Bonjour, cela dépend de ce qui est écrit. Généralement, le prestataire s’engage à effectuer les sauvegardes mais peut limiter sa responsabilité en cas de corruption des données si les mesures standard sont en place. Il est conseillé de prévoir des tests de restauration réguliers et de stipuler que le client conserve aussi ses propres sauvegardes.
Je trouve le tableau des SLA très clair. Mais est-ce que les délais sont négociables ou ce sont des standards ?
Les SLA sont tout à fait négociables selon vos besoins et le budget. Un site e-commerce critique aura besoin de délais plus serrés qu’un site vitrine. N’hésitez pas à discuter des horaires d’astreinte (week-end, jours fériés) et des pénalités avec le prestataire.

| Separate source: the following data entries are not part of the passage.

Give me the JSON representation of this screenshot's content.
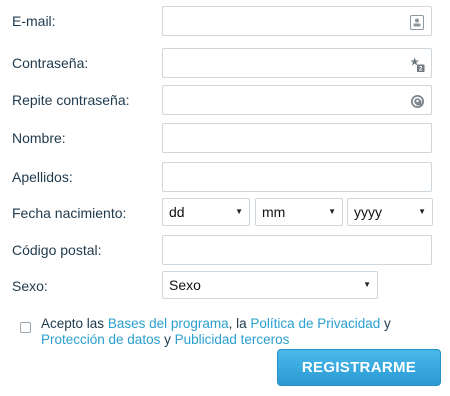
{
  "form": {
    "email": {
      "label": "E-mail:",
      "value": ""
    },
    "password": {
      "label": "Contraseña:",
      "value": ""
    },
    "password_repeat": {
      "label": "Repite contraseña:",
      "value": ""
    },
    "first_name": {
      "label": "Nombre:",
      "value": ""
    },
    "last_name": {
      "label": "Apellidos:",
      "value": ""
    },
    "birth_date": {
      "label": "Fecha nacimiento:",
      "day": "dd",
      "month": "mm",
      "year": "yyyy"
    },
    "postal_code": {
      "label": "Código postal:",
      "value": ""
    },
    "sex": {
      "label": "Sexo:",
      "selected": "Sexo"
    }
  },
  "terms": {
    "prefix": "Acepto las",
    "link_bases": "Bases del programa",
    "sep1": ", la",
    "link_privacy": "Política de Privacidad",
    "sep2": "y",
    "link_data": "Protección de datos",
    "sep3": "y",
    "link_ads": "Publicidad terceros",
    "checked": false
  },
  "register_button": "REGISTRARME",
  "colors": {
    "link": "#2a9fd0",
    "button": "#2b9ad3",
    "label": "#1f3a4d"
  }
}
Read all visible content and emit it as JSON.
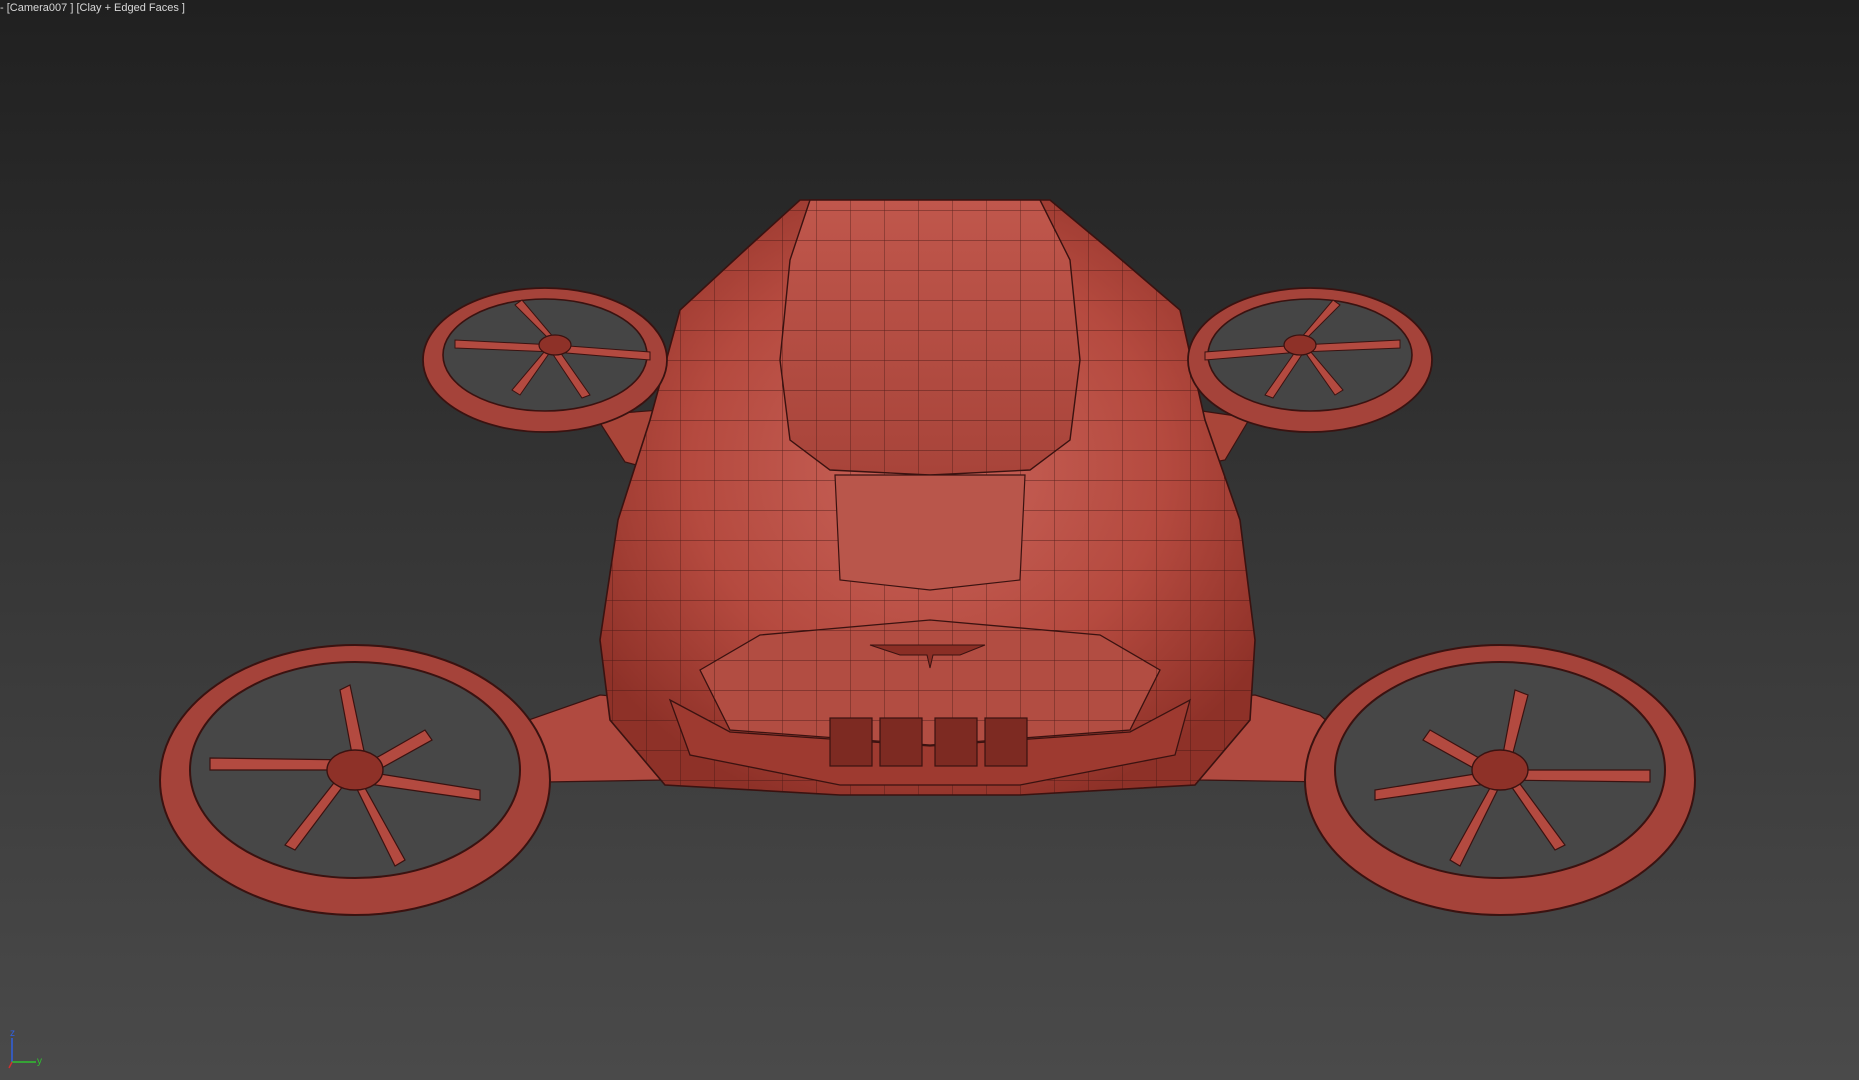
{
  "viewport": {
    "label_prefix": "-",
    "label_camera": "[Camera007 ]",
    "label_shading": "[Clay + Edged Faces ]",
    "shading_mode": "Clay + Edged Faces",
    "model_color": "#b7473c",
    "wire_color": "#3a1210",
    "background_top": "#202020",
    "background_bottom": "#4a4a4a"
  },
  "gizmo": {
    "axis_z": "z",
    "axis_x": "x",
    "axis_y": "y",
    "colors": {
      "x": "#d03030",
      "y": "#30c030",
      "z": "#3060e0"
    }
  },
  "icons": [
    "view-axis-gizmo-icon"
  ]
}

Je suis prestataire et je trouve l’article bien équilibré. J’ajouterais l’importance de définir les heures de support incluses pour éviter les abus.
Merci pour votre retour ! Effectivement, préciser le nombre d’heures de support incluses dans le forfait (par exemple, 2 heures par mois) et le tarif des heures supplémentaires est essentiel pour éviter les dérives. Cela fait partie du périmètre des prestations.
Merci pour la checklist, très pratique. J’ajouterais un point : préciser qui est responsable des mises à jour des extensions payantes (licences).
Excellente remarque ! En effet, les licences des extensions premium sont souvent à la charge du client. Le contrat doit clarifier si le prestataire s’occupe du renouvellement ou si le client doit fournir les clés. Cela évite les mauvaises surprises.
Article utile, merci. Une précision sur la propriété intellectuelle : le prestataire peut-il utiliser le site dans son portfolio sans mon accord ?
Bonjour, cela doit être explicitement autorisé dans le contrat. Vous pouvez négocier une clause de confidentialité ou exiger un accord préalable pour toute mention. Par défaut, le prestataire n’a pas le droit d’utiliser votre site sans votre consentement.
Article très complet. Une question : que se passe-t-il si le prestataire ne respecte pas les SLA ? Est-ce qu’on peut résilier sans frais ?
Bonjour, merci pour votre question. En général, le contrat peut prévoir des pénalités financières ou un crédit d’heures en cas de non-respect des SLA. La résiliation sans frais est possible si le manquement est grave et récurrent, mais cela doit être stipulé dans une clause dédiée. Vérifiez les conditions de résiliation anticipée.